Female respondents formed the majority of the sample, with 399 (79%). 260 participants fell into the 20–34 age group (51%), and 333 participants had a Bachelor’s degree (66%). The occupations showed close percentages, with 116 students (23%), 116 private sector employees (23%), 112 unemployed participants (22%), and 108 employees at public/government organizations (21%). Regarding the sample’s social media usage, 502 participants (99%) used social media daily. 225 respondents (45%) reported spending 3 hours or more on average on social media daily.
Table 3
Demographics of the sample
Measure | Items | Frequency | Percentage |
Gender | Female | 399 | 79% |
Male | 109 | 21% |
Age | 19 and below | 42 | 8% |
20–34 | 260 | 51% |
35–44 | 111 | 22% |
45 and above | 95 | 19% |
Educational Qualification | High school or below | 89 | 17% |
Diploma | 40 | 8% |
Bachelor’s degree | 333 | 66% |
Master’s degree or higher | 46 | 9% |
Occupation | Student | 116 | 23% |
Employed at public/government organization | 108 | 21% |
Employed at private sector | 116 | 23% |
Self-employed | 17 | 3% |
Unemployed | 112 | 22% |
Retired | 39 | 8% |
Social media usage frequency | Daily | 502 | 99% |
Weekly | 4 | 1% |
Monthly | 0 | 0% |
Less often | 2 | 0% |
If daily, the average time spent on social media | 1 hour and a half or less | 62 | 12% |
2 hours to 2 hours and a half | 113 | 23% |
3 hours or more | 225 | 45% |
I don't know | 101 | 20% |
4.4 data analysis justification
The variables of this study, i.e., privacy fatigue, IPA, and personality traits are latent variables [37, 38]. This implies that each variable is measured using multiple questions. Various methods can be used to analyze latent variables, such as structural equation modeling (SEM) or taking the sum/mean of all the questions’ scores for a particular variable [37, 38]. The advantage of SEM is that it considers the reliability and validity of the questions during the analysis. However, with a small sample size, SEM will do poorly in discovering the actual effect [38]. Therefore, considering the sample size of this study and assuming that all questions are reliable and valid based on the literature, the mean of the answers of each variable was taken. There are 2 questions for each personality trait, 8 for IPA and 6 for privacy fatigue.

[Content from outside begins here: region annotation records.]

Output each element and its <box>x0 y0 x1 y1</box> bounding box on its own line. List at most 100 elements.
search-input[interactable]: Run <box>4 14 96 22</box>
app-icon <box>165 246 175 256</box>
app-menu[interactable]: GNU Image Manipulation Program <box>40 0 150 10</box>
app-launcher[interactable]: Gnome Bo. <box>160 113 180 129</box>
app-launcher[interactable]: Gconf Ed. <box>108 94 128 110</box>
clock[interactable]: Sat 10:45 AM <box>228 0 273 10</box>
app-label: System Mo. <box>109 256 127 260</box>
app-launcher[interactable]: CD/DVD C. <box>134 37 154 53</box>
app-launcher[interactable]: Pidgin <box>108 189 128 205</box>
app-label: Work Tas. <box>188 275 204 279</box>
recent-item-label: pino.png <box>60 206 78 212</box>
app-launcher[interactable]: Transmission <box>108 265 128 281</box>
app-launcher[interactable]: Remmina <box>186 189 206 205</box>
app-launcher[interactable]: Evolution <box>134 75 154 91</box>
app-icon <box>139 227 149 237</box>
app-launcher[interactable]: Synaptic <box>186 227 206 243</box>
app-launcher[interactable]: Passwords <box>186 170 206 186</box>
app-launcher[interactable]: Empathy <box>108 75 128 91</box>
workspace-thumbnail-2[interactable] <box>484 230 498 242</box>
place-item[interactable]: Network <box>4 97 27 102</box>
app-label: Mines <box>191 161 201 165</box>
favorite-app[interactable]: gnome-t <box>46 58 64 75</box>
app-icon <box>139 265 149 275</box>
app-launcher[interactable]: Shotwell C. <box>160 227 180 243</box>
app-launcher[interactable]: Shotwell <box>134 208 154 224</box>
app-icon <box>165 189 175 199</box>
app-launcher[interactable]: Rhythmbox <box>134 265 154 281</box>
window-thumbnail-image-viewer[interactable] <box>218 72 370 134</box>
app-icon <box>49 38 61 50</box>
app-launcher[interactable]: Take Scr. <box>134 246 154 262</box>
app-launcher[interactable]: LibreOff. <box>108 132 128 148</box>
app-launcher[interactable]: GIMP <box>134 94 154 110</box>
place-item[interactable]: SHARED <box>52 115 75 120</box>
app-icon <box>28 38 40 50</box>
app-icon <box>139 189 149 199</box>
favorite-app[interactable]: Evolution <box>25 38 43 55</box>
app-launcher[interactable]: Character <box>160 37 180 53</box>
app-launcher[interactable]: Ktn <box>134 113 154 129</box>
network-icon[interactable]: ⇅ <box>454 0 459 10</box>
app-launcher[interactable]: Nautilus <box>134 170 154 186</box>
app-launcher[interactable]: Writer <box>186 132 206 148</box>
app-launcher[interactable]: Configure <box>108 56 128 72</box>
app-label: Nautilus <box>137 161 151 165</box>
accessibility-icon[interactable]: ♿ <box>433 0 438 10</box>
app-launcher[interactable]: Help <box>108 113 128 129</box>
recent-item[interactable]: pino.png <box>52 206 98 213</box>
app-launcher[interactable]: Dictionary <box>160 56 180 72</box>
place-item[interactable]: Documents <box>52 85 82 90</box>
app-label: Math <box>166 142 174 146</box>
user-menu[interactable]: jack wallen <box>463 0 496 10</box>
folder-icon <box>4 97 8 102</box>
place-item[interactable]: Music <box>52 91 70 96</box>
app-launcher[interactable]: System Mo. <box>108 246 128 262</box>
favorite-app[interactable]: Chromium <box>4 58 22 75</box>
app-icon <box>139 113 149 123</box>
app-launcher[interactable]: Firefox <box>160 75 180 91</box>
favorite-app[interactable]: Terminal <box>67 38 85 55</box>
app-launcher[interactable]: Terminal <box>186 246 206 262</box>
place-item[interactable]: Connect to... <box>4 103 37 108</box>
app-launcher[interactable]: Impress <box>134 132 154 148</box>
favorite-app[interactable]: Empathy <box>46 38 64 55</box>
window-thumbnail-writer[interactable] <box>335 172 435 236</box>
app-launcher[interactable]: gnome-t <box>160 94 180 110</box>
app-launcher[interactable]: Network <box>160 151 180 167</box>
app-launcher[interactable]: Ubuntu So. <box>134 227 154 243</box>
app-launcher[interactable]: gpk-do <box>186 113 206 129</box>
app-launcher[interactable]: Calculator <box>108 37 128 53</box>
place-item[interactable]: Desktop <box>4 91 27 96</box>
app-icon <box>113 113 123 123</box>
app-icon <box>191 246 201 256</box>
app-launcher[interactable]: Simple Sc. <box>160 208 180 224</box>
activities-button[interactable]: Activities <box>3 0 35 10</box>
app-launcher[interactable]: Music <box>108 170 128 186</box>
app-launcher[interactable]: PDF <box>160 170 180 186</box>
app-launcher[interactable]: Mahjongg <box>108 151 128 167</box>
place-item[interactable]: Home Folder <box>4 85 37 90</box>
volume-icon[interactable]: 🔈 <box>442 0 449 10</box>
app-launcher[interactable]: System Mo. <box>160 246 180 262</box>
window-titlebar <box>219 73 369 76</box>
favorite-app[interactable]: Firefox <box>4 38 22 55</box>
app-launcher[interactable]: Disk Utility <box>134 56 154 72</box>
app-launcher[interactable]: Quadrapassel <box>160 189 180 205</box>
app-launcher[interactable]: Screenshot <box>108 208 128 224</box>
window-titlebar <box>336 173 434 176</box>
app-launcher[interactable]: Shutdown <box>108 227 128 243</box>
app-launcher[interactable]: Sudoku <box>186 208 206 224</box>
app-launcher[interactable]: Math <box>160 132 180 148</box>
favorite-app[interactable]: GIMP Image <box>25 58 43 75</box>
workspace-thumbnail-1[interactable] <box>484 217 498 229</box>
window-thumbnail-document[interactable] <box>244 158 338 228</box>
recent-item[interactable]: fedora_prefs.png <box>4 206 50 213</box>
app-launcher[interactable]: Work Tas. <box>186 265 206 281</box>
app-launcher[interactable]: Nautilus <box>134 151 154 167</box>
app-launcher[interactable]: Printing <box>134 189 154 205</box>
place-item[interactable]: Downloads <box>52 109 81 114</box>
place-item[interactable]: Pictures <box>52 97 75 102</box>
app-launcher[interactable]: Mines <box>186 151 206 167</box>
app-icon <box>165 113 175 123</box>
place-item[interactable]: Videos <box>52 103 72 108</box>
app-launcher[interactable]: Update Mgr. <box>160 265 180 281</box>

The answers to these questions ranged from 1 to 5, as the options were a 5-point Likert scale. The average of each variable’s answers was calculated and used for analysis.
However, a classification for privacy fatigue was required in this study (0 or 1). Therefore, after taking the average, people who scored 3 or more were classified as having a medium to a high level of privacy fatigue and labeled 1. Those scoring lower than 3 were classified as having a low level of privacy fatigue and labeled 0.